Keywords

1 Introduction

The recognition of texts in the image is an active research area. From the literature, it is reported that there are many different techniques proposed for the recognition of the text in the images. In those, only the grayscale images had been considered, and there involves two different processes. They are binarization and recognition. Binarization is an important process in the recognition, since optimum pre-processing is necessary for the proper recognition of the images. There are varieties of kind of OCRs available for Roman Scripts [1, 2]. But it is not necessary; the images submitted to those OCRs should produce good results. Basically, there are two different procedures involved in word recognition. The former one is detection or localization, and the latter one is recognition [3]. The best performing algorithm produced the result of recognition rate of 52% in ICDAR 2003 [4] and of 62.5% using TH-OCR and 64.3% using ABBYY Fine Reader in ICDAR 2011 [5]. As stated already, the recognition involves two stages: binarization followed by recognition. For recognition, there are training datasets or OCR Engines for Roman Scripts [710]. Hence, the latter part needs no more research expertise. It is only the earlier part; that is, the binarization process needs to be improved. Since the literature reported different algorithms for the binarization of the color images, none of them produced proper results.

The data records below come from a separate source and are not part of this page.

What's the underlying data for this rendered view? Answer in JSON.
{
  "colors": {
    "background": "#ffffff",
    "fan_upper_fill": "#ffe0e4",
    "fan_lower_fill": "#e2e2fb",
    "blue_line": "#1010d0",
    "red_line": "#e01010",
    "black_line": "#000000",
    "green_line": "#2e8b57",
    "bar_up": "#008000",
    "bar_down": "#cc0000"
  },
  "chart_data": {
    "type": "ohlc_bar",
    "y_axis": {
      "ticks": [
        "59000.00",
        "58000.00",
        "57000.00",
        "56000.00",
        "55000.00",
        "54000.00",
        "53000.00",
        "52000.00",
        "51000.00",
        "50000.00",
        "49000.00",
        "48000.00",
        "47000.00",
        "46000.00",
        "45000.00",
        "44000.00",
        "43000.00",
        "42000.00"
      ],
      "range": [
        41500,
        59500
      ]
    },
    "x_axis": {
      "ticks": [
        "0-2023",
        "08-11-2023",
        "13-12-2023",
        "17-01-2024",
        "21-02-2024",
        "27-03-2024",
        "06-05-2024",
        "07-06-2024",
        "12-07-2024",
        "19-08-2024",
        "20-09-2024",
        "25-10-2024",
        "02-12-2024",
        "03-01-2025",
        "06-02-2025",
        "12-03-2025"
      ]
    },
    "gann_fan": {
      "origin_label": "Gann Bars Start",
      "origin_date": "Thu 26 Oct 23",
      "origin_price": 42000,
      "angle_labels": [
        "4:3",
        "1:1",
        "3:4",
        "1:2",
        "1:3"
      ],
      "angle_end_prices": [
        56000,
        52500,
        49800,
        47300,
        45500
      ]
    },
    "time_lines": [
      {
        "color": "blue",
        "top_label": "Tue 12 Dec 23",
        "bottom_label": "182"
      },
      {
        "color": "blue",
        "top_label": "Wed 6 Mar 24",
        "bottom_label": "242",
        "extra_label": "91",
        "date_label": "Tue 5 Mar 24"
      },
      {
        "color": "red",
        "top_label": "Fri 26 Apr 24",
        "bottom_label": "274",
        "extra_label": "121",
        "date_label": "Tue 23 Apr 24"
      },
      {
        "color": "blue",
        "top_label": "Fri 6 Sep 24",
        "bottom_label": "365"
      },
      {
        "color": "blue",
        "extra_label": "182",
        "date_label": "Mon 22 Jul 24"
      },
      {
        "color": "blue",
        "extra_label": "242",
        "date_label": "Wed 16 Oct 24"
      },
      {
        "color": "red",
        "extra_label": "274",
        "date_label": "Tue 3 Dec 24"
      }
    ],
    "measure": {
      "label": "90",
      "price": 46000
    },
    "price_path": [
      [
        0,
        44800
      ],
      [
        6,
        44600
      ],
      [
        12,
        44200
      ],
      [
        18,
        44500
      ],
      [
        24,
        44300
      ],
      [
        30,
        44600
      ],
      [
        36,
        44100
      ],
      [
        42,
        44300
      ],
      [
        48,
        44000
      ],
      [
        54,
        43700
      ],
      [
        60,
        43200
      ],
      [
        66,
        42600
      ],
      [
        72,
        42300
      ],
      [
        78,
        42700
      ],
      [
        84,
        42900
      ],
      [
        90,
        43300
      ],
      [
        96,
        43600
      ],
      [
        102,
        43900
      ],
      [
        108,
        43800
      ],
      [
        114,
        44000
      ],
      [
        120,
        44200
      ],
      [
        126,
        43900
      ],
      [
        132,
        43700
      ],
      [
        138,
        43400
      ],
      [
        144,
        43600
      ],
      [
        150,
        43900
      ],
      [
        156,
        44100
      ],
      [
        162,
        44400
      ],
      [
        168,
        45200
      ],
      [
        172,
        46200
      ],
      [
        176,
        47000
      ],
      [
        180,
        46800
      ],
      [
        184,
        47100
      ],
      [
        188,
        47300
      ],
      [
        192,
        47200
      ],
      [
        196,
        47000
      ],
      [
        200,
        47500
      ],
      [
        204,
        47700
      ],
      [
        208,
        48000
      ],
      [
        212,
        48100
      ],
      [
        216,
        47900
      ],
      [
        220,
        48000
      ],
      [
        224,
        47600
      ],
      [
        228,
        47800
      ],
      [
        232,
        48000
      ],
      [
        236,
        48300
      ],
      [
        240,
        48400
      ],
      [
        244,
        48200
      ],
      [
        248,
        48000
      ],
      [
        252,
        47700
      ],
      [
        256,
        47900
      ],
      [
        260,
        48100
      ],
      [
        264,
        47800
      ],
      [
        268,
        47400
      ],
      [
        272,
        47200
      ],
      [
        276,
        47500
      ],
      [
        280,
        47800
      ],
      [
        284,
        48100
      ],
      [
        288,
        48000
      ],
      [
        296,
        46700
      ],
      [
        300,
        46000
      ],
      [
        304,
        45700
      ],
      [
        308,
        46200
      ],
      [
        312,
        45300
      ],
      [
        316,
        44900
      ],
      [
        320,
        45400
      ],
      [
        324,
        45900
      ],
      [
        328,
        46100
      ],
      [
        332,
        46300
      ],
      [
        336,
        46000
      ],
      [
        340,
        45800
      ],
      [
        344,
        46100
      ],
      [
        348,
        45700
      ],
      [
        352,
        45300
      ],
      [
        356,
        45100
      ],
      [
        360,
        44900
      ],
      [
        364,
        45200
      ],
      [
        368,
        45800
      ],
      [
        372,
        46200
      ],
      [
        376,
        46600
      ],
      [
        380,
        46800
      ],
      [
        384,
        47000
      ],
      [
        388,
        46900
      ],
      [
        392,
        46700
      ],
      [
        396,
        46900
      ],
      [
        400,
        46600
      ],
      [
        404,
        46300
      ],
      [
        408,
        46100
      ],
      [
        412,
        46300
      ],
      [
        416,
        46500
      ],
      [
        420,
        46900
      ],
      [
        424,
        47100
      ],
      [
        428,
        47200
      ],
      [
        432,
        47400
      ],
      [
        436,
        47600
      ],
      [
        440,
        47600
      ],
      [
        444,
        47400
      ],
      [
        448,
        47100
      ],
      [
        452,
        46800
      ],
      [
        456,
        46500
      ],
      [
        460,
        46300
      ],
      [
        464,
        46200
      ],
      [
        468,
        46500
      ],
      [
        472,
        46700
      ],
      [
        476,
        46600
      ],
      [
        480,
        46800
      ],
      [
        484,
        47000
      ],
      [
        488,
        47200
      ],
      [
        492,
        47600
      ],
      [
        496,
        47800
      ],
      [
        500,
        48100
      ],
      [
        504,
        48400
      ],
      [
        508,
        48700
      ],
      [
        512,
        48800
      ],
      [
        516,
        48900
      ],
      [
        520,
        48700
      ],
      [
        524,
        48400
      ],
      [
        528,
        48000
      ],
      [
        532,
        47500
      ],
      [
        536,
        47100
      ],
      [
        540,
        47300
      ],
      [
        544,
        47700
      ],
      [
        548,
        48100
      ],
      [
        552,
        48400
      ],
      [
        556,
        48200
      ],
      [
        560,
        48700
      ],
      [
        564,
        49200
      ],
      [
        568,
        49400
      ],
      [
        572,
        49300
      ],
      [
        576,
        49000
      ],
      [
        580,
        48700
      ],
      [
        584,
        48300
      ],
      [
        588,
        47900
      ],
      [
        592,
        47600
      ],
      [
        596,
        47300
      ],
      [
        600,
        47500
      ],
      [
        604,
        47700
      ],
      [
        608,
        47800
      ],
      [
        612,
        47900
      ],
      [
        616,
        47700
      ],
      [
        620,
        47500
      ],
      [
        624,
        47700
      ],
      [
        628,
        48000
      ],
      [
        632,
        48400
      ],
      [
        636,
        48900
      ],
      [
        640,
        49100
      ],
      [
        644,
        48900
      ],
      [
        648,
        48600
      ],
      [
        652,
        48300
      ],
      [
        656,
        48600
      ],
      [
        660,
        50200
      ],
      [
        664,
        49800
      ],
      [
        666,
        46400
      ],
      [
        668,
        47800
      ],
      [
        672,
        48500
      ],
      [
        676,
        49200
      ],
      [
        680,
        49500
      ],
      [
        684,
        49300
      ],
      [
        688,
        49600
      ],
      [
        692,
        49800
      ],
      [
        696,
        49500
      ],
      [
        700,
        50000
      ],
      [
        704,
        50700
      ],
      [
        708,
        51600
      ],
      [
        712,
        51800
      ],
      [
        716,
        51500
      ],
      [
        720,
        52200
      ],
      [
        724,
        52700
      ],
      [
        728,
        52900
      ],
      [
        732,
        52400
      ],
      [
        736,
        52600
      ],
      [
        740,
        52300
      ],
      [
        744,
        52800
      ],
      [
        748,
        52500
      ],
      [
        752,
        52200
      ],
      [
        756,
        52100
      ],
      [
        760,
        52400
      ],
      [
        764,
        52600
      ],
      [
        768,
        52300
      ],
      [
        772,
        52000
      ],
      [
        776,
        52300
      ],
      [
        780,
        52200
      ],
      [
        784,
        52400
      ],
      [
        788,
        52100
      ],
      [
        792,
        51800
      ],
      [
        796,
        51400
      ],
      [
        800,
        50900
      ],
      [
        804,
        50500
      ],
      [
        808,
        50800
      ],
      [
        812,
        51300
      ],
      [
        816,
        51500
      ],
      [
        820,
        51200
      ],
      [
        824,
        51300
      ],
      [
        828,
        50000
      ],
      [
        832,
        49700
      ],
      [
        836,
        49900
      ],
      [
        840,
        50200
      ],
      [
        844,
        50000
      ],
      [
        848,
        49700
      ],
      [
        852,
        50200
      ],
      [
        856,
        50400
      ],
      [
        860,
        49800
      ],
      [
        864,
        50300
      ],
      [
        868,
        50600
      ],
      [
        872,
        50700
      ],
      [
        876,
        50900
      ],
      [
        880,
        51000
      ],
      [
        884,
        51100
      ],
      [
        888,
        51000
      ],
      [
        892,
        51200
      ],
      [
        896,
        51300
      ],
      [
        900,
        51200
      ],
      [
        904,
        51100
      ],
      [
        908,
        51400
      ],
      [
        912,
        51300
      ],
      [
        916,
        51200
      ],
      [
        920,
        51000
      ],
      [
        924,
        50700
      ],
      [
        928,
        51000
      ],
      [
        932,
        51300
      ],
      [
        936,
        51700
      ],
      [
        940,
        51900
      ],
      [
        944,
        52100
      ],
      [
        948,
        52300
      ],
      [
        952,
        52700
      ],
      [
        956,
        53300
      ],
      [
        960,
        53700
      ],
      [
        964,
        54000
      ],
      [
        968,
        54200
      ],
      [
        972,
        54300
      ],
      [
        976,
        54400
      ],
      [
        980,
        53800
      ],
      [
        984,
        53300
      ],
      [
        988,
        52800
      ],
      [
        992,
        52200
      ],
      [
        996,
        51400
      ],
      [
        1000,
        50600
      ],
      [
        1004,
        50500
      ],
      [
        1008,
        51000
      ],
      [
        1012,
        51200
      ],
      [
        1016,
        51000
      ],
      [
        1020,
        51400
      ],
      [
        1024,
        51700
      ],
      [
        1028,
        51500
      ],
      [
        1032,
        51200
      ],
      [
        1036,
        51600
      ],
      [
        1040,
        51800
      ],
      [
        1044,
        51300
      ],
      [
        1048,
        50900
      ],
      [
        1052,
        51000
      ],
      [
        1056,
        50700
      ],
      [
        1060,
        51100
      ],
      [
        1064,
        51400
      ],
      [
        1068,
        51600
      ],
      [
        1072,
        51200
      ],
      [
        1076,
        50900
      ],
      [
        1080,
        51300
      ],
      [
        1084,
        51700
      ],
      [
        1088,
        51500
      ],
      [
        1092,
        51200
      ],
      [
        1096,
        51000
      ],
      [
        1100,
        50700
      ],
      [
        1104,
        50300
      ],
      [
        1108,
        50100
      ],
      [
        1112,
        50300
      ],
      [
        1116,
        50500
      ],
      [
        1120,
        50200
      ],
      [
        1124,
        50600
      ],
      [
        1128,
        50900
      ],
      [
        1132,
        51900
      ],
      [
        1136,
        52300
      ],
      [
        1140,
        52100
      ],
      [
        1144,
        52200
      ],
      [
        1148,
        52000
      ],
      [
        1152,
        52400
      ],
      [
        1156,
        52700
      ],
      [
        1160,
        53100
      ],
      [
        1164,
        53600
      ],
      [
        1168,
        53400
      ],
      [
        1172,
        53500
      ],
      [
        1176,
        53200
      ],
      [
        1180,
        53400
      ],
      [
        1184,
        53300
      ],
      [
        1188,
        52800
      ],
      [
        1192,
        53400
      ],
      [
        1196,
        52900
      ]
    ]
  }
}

Hence, a novel algorithm of combing the method of color component clustering [6, 7] and Power Law Transform [8] is applied for the binarization of the images. Here the clustering of similar color components is a separate algorithm, and PLT is yet another different algorithm proposed separately for the binarization. But a novel algorithm is proposed by combining these two algorithms. Here we have considered certain scanned images containing different colors like pamphlets and posters are being considered (Fig. 1).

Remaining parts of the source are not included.